The three men claimed a table near the middle of the diner, their voices carrying in that careless way men had when they thought they owned the space. Eli tried to ignore them, blowing across the surface of her coffee, but her ears betrayed her. Every syllable threaded through the clatter of forks and the low hum of conversation until it hooked into her chest.
“Alpha’s been impossible lately,” one muttered, dropping heavily into his seat. “Running us ragged. Patrols at dawn, drills until we can’t breathe. Like he’s trying to bleed the pack dry.”
A chuckle answered him. “He’s always been like that. Cold. No patience for weakness.”
“No,” the third interrupted, his voice low, sharp. “It’s worse now. Since…” He trailed off, glancing around, then leaned forward. “Since he rejected his mate.”
The first wolf barked a laugh, too loud in the diner’s close air. “Moon Goddess bless her. Whoever she was, she must’ve been trouble. He’s better off without chains.”
Eli’s stomach lurched. Her wolf bristled, pressing claws against her ribs. Heat pricked at her eyes, furious and humiliating all at once.
Whoever she was.
She gripped her mug tighter, the ceramic hot against her palms, grounding and unbearable at the same time.
“You don’t get it,” the second said, shaking his head. “He’s not better. He’s off. Different. It’s like something snapped in him that night. Like he’s empty.”
Empty.
The word carved through her, crueler than the rejection itself. Empty. As if she were nothing more than a misstep in fate’s design, a burden dropped at his feet, easily cast aside.
The third scoffed. “Empty or not, he made the right choice. Mates make Alphas soft. Weak. You know it.”

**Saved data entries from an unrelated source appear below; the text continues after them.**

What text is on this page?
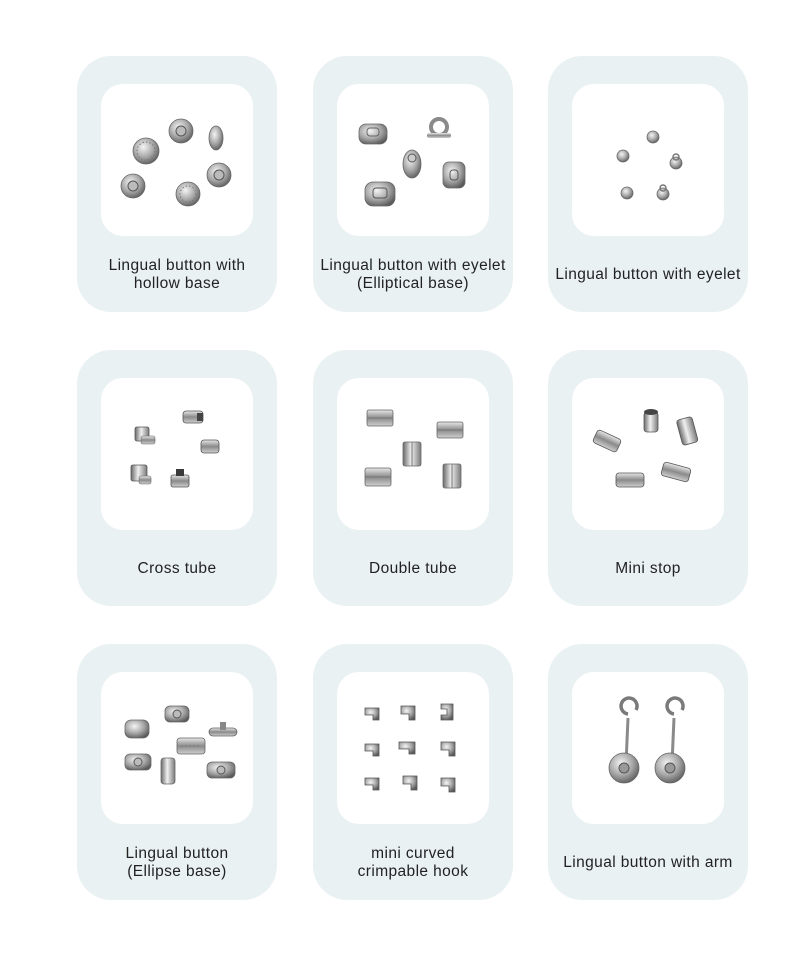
Lingual button with
hollow base
Lingual button with eyelet
(Elliptical base)
Lingual button with eyelet
Cross tube	Double tube	Mini stop
Lingual button
(Ellipse base)
mini curved
crimpable hook
Lingual button with arm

Eli slammed her mug down before she realized what she was doing. The sharp crack of ceramic on wood echoed, and heads turned. Marla glanced at her, concern etched deep in her lined face, but Eli forced a smile, forced casual. “Too hot,” she muttered, waving her hand like she’d burned it.
The men didn’t notice her. Or if they did, they didn’t care.
Eli pushed to her feet, fishing a crumpled bill from her pocket and tossing it onto the table. She couldn’t breathe here. Not with their voices filling the air, shredding the fragile wall she’d built since last night.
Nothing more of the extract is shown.